Nonlinear asymptotic stability and optimal decay rate around the three-dimensional Oseen vortex filament

TL;DR

This paper proves the nonlinear asymptotic stability of the 3D Oseen vortex filament in high-Reynolds-number flows, establishing optimal decay rates for perturbations and resolving conjectures on spectral bounds related to shear-mixing mechanisms.

Contribution

It introduces an anisotropic self-similar coordinate system to analyze stability and decay, and fully resolves conjectures on spectral and pseudospectral bounds for the vortex filament.

Findings

Nonlinear asymptotic stability of the Oseen vortex filament established.

Optimal decay rates for non-axisymmetric perturbations proven.

Spectral bounds for the Oseen operator identified and confirmed.

Abstract

In the high-Reynolds-number regime, this work investigates the long-time dynamics of the three-dimensional incompressible Navier-Stokes equations near the Oseen vortex filament. The flow exhibits a strong interplay between vortex stretching, shearing, and mixing, which generates ever-smaller spatial scales and thereby significantly amplifies viscous effects. By adopting an anisotropic self-similar coordinate system adapted to the filament geometry, we establish the nonlinear asymptotic stability of the Oseen vortex filament. All non-axisymmetric perturbations are shown to decay at the optimal rate $t^{-\kappa |\alpha|^{1/2}}$. At the linear level, this decay mechanism corresponds to a sharp spectral lower bound $\Sigma(\alpha) \sim |\alpha|^{1/2}$ for the nonlocal Oseen operator $L_\perp - \alpha \Lambda_\perp$, and we identify an explicit spectral point attaining this optimal bound.
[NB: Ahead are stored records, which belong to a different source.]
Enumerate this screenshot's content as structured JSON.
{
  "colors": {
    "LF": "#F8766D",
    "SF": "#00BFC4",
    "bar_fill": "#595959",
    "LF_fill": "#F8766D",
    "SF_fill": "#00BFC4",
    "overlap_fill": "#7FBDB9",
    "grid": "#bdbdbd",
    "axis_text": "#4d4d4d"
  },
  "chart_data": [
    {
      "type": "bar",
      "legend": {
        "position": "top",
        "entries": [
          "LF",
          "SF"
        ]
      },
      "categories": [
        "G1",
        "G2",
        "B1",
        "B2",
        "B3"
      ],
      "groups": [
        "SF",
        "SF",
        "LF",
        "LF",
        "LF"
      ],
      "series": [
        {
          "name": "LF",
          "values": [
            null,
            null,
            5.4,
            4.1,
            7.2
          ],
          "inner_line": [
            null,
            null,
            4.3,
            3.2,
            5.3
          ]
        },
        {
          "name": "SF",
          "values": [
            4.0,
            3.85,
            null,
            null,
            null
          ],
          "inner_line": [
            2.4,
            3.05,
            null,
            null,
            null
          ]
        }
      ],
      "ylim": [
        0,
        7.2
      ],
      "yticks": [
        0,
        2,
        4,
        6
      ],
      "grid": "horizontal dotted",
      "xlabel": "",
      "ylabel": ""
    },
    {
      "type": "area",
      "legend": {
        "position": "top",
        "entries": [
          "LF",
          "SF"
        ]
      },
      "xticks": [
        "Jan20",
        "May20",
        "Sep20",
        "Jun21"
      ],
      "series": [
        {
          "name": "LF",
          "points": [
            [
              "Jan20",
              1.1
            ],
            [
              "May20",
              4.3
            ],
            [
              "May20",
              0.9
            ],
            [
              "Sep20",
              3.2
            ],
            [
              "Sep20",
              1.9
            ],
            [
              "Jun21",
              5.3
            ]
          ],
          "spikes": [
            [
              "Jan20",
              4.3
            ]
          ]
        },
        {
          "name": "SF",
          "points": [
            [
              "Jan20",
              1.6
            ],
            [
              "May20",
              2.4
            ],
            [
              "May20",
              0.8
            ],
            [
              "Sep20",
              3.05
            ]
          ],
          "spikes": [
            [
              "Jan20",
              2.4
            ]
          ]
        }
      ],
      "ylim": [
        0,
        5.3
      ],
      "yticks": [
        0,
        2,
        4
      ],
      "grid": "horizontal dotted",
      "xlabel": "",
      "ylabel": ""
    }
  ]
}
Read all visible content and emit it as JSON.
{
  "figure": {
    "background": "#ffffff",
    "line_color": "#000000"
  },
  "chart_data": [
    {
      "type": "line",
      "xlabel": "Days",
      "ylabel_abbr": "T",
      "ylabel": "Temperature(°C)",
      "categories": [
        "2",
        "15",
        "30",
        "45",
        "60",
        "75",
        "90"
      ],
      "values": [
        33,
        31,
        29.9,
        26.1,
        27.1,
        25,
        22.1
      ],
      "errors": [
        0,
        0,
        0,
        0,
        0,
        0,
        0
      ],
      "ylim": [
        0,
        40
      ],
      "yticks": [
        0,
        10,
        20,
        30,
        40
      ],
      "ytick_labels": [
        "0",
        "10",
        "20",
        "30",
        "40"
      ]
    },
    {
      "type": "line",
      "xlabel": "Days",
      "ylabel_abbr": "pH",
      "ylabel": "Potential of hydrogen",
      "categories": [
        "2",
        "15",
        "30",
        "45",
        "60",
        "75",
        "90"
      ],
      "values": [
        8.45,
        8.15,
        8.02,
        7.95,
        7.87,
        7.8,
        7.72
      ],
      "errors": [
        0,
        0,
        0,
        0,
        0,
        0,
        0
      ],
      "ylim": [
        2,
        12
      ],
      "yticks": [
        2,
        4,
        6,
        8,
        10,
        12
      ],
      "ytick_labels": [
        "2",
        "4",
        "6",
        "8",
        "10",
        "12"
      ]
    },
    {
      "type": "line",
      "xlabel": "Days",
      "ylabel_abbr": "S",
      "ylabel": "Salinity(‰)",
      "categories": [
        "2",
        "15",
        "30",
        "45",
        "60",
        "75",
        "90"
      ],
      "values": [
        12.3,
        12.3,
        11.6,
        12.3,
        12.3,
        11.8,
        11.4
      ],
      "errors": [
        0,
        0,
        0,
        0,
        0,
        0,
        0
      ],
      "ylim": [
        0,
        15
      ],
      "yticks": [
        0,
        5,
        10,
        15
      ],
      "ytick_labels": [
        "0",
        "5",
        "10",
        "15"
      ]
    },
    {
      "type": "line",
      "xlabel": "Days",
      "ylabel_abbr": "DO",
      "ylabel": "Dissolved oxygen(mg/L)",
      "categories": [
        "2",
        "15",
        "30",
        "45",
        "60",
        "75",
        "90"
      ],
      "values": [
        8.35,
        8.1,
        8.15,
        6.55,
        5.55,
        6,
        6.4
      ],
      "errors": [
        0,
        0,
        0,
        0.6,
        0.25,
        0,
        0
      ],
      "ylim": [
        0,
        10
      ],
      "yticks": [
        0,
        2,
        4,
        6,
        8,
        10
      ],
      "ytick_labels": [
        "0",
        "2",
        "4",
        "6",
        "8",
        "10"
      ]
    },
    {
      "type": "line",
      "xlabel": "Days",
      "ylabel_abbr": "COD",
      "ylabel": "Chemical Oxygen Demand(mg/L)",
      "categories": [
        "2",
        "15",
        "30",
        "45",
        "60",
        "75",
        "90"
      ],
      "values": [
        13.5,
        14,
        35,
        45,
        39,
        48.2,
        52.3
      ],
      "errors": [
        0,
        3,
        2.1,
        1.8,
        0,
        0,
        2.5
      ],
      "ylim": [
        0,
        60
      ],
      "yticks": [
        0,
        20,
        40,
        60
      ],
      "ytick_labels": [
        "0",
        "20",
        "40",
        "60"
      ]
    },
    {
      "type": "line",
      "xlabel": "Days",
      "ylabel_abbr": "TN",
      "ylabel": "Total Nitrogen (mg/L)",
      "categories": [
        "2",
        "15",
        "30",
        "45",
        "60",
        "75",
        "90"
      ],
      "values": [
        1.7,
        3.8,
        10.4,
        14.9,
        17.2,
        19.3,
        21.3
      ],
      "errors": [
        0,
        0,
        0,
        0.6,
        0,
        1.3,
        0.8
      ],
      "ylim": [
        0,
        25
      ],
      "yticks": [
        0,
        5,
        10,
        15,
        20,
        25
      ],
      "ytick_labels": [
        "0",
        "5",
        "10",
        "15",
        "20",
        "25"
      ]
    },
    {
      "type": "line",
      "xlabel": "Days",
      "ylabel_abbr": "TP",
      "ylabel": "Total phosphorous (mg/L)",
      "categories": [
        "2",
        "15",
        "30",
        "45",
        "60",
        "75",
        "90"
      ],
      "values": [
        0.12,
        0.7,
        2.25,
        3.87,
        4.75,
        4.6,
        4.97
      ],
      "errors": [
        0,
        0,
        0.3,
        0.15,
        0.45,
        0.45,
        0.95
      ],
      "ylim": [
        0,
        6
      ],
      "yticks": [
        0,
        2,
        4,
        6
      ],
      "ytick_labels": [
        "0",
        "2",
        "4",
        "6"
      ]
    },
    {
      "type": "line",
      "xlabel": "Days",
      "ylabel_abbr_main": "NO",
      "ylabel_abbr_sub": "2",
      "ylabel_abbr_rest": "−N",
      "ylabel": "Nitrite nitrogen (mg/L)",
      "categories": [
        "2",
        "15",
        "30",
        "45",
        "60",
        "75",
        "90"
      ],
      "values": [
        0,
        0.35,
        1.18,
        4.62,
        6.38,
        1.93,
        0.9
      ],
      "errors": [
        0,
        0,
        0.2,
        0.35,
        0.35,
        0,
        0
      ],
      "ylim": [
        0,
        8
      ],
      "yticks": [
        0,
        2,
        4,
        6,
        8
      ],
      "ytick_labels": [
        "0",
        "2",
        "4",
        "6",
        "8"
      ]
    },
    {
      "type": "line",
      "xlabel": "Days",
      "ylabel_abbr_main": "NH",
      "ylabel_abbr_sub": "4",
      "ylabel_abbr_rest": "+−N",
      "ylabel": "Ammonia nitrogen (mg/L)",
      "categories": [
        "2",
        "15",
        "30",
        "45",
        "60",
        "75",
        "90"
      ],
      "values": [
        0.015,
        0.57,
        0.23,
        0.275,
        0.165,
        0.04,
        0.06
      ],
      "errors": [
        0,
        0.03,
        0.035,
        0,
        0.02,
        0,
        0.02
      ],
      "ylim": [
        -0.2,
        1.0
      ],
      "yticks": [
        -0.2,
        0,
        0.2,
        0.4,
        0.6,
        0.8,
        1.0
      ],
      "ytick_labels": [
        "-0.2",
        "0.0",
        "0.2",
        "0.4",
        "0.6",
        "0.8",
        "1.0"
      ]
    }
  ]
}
Combined with the spectral estimates obtained in \cite{LWZ}, our analysis fully resolves the conjecture proposed in \cite{GM} concerning the asymptotic scaling laws for the spectral and pseudospectral bounds $\Sigma(\alpha)$ and $\Psi(\alpha)$. These results provide a rigorous mathematical explanation for the shear-mixing mechanism in the vicinity of the 3D Oseen vortex filament.